Sound-wise, there are differences. My main acoustic guitars are, firstly, a Lag ACE100 that I’d recently got at the time of the first review. Outstanding sound acoustically: unfortunately, the pickups are a bit rubbish. I need to get one of those LR Baggs ones some time for it! And secondly, my latest baby, which you can see me wielding in the picture above: an Epiphone EJ200CE, an absolute beast of a thing based on the original Gibson Jumbo model. I may do a comparison review between the two guitars at some stage, as they’re similar in price point, but perform a very different purpose for me: the Epiphone is actually quite quiet to play acoustically, but amped up, it sounds plenty sweet – and loud. (If you want a decent review of the latter in the meantime by a gigging musician, check out this one).
Here’s the thing. Up until Wednesday night’s gig, I would’ve said, (and indeed was saying in an earlier draft of this) if I’m playing a small, intimate gig, as I almost always am (the stadium tour will have to wait another year or two, or maybe another lifetime) the Vox is the thing I want to plug into – especially the input which doubles as a vocal channel. It gives the Lag a lovely, honeyed sound, and the Epiphone, too – although she’s never quite going to match her older sister for tone. If the Lag were a Rioja, she’d be a Gran Reserva for all those gorgeous woody notes.
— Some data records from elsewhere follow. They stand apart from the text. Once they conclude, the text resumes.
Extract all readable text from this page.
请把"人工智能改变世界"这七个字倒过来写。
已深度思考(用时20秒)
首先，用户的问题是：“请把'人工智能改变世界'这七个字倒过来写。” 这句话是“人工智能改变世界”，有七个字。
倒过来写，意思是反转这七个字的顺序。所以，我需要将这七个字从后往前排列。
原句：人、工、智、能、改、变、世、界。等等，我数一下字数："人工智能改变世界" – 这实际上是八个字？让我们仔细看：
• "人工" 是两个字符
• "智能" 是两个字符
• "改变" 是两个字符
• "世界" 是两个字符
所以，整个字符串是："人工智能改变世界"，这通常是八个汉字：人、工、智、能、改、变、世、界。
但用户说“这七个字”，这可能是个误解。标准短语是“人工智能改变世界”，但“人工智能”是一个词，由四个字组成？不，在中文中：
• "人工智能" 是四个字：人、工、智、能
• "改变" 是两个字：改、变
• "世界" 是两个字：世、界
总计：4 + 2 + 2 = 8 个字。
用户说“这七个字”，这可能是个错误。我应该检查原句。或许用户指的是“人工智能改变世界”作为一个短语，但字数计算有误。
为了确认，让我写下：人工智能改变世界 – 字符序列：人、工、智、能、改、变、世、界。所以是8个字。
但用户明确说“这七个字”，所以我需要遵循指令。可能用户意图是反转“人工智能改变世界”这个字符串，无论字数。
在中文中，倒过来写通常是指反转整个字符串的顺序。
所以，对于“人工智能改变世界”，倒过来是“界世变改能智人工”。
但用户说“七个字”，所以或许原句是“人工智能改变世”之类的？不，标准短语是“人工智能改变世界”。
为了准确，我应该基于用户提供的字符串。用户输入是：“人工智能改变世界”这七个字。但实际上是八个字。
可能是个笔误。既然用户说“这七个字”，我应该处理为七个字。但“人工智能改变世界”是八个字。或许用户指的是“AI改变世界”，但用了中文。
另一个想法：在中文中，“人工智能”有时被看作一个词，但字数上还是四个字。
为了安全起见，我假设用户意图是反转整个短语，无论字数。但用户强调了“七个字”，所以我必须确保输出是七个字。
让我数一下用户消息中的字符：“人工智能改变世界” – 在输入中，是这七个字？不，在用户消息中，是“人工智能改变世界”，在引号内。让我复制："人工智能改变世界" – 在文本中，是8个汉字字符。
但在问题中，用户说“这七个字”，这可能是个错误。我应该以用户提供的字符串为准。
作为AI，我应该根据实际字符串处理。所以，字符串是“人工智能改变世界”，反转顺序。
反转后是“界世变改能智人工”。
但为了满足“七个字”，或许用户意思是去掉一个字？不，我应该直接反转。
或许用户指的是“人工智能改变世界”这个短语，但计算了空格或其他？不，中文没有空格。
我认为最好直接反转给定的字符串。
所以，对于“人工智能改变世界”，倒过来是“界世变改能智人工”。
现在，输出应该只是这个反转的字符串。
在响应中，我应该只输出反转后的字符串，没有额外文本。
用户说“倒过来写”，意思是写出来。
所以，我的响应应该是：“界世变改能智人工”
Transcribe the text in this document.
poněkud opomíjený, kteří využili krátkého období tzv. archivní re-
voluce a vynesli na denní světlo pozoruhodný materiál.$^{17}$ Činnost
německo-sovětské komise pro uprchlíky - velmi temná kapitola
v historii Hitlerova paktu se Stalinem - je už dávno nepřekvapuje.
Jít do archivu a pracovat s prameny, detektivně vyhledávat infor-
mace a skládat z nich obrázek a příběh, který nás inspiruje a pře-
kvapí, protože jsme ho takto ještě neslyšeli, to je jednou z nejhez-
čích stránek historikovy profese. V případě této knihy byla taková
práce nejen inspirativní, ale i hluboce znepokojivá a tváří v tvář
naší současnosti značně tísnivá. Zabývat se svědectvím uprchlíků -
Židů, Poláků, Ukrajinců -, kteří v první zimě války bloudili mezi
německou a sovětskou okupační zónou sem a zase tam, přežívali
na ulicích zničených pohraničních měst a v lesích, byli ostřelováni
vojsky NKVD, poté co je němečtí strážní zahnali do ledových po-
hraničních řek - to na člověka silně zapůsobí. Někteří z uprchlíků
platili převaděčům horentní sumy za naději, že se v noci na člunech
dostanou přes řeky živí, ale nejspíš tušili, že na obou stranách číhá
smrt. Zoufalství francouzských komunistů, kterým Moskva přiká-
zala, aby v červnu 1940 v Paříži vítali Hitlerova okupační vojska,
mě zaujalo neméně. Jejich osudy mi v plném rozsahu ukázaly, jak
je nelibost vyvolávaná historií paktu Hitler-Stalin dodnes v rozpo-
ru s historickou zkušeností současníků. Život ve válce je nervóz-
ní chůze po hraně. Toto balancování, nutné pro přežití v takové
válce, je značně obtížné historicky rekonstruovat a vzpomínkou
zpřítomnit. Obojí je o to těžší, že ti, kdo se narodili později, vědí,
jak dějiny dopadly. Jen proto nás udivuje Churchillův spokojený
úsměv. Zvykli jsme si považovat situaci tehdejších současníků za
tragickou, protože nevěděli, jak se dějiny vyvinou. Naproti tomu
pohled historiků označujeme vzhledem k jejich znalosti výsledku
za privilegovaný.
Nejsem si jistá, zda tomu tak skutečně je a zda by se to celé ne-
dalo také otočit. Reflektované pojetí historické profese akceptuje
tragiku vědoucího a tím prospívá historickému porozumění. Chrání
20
Full throttle Brutality. Pic: Kenny Mackay
On the other hand, I’d said, if I’m gigging with the Brutal boys (and girl) and I need to be heard higher up in the mix (on those rare occasions where I’m playing the riff, for example) then the Marshall’s the thing I lug into the venue. Much more resistant to feedback, its 50 watts can be used to good effect for the Epiphone or – and here’s why I said almost always acoustic at the top of the review – the Danelectro 12 string that I have on semi-permanent loan from Mr Brutal himself. That Marshall crunch is there when you need it, but equally, its tone for the quieter acoustic stuff is there too.
So what changed the other night? Bear in mind a lot depends on the acoustics of the venue, the mikes you’re using for the vocals, etcetera. But last night, for whatever reason, Kelly’s vocals were sounding a bit muffled on the Vox, so I switched them over to the Marshall. I’ve never heard her sound better. And, while the Vox did its usual good job with the Lag (and my occasional backing vocals) the Epiphone, out of the other Marshall input, was sounding fantastic.
So there you are. It’s horses for courses, frankly. If you’re in a folk-rock band, or indeed country punk, the Marshall is a thoroughly good amp, with a sweet sound and plenty of oomph when you need it. I’m not going to be retiring my little Vox any time soon, neither.
Tomorrow night’s a Brutal gig. The Vox is tucked up at home, safe and sound. The Marshall, though. The Marshall’s ready to get down and dirty in Henry’s Cellar Bar. And I know it’s got my back.